Today I'm about halfway there.  Having the client implementation helps, because it becomes part of how I test my implementation.  I did my original tests with ABBI using Twitter as my OAuth provider.  What I now needed to do was develop an OAuth provider implementation that I could direct ABBI at instead of Twitter.  Once that was able to complete the workflow correctly, I knew I'd be done.  I've completed testing about half the workflow.

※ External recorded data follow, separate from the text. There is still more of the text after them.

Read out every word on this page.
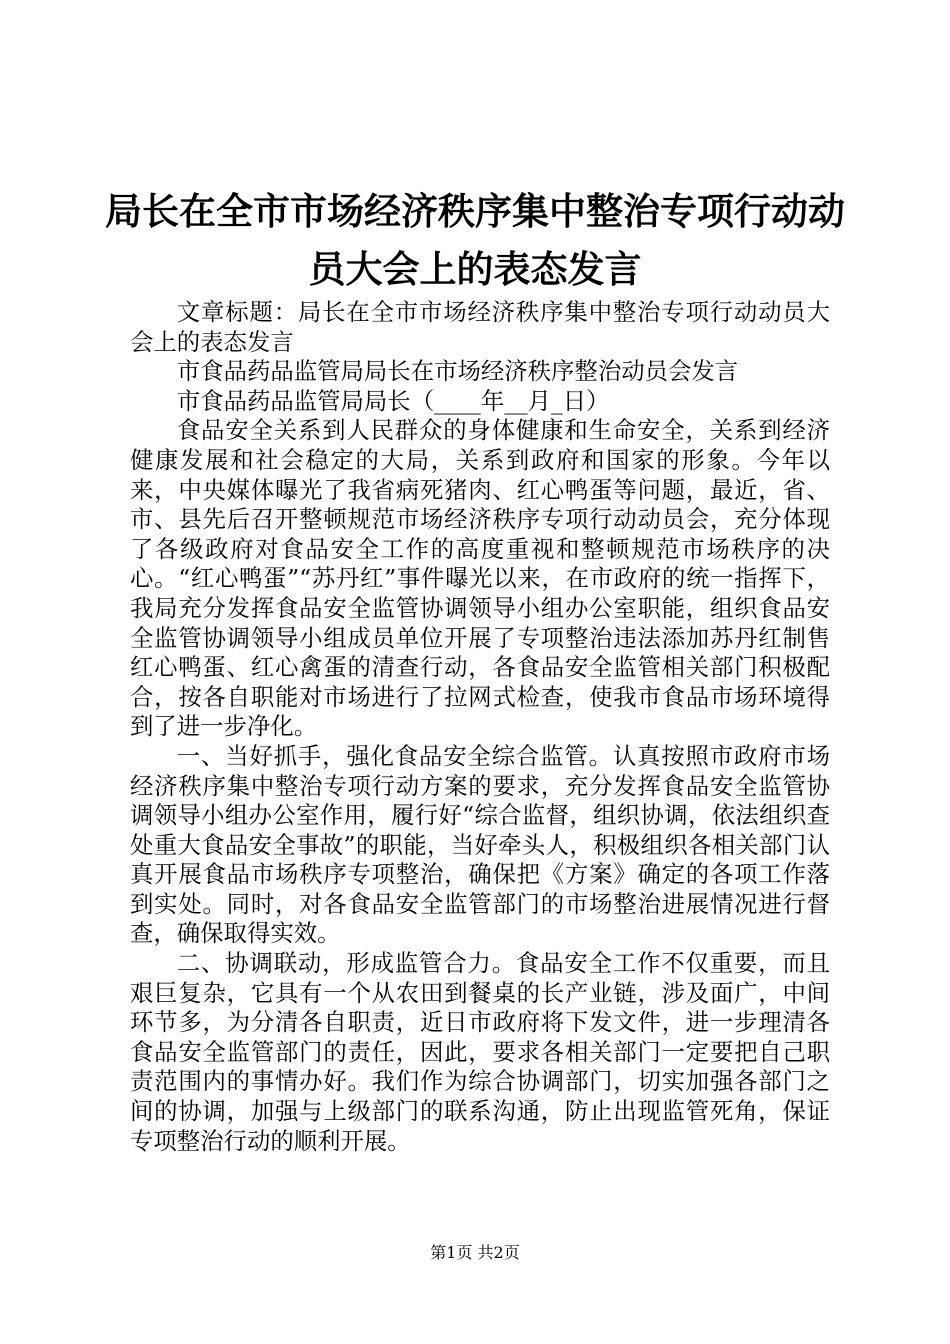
局长在全市市场经济秩序集中整治专项行动动员大会上的表态发言

文章标题：局长在全市市场经济秩序集中整治专项行动动员大会上的表态发言

市食品药品监管局局长在市场经济秩序整治动员会发言

市食品药品监管局局长（____年__月_日）

食品安全关系到人民群众的身体健康和生命安全，关系到经济健康发展和社会稳定的大局，关系到政府和国家的形象。今年以来，中央媒体曝光了我省病死猪肉、红心鸭蛋等问题，最近，省、市、县先后召开整顿规范市场经济秩序专项行动动员会，充分体现了各级政府对食品安全工作的高度重视和整顿规范市场秩序的决心。“红心鸭蛋”“苏丹红”事件曝光以来，在市政府的统一指挥下，我局充分发挥食品安全监管协调领导小组办公室职能，组织食品安全监管协调领导小组成员单位开展了专项整治违法添加苏丹红制售红心鸭蛋、红心禽蛋的清查行动，各食品安全监管相关部门积极配合，按各自职能对市场进行了拉网式检查，使我市食品市场环境得到了进一步净化。

一、当好抓手，强化食品安全综合监管。认真按照市政府市场经济秩序集中整治专项行动方案的要求，充分发挥食品安全监管协调领导小组办公室作用，履行好“综合监督，组织协调，依法组织查处重大食品安全事故”的职能，当好牵头人，积极组织各相关部门认真开展食品市场秩序专项整治，确保把《方案》确定的各项工作落到实处。同时，对各食品安全监管部门的市场整治进展情况进行督查，确保取得实效。

二、协调联动，形成监管合力。食品安全工作不仅重要，而且艰巨复杂，它具有一个从农田到餐桌的长产业链，涉及面广，中间环节多，为分清各自职责，近日市政府将下发文件，进一步理清各食品安全监管部门的责任，因此，要求各相关部门一定要把自己职责范围内的事情办好。我们作为综合协调部门，切实加强各部门之间的协调，加强与上级部门的联系沟通，防止出现监管死角，保证专项整治行动的顺利开展。

第1页 共2页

I should be finished with the provider tonight, and I'll post about how it works tomorrow, along with the source code for anyone else who might be seeking a Java OAuth provider.  I expect that it will be fewer than 500 lines of code.  It won't be production code, in that it won't have all the cool enterprisy stuff like user creation and management, access controls, persistence, et cetera that you need for a full blown authentication server.  What it will have is the stuff you need to integrate what you already use for those things with OAuth, so that you can authorize other applications to access data via your application API.

-- Keith

1 comment:

  1. Keith
    I used OAuth to communicate between Smartphone Apps and the Server, both push and pull. I also encrypted the CCR for transmission. I do recommend JSon over XML to reduce the size of the payload.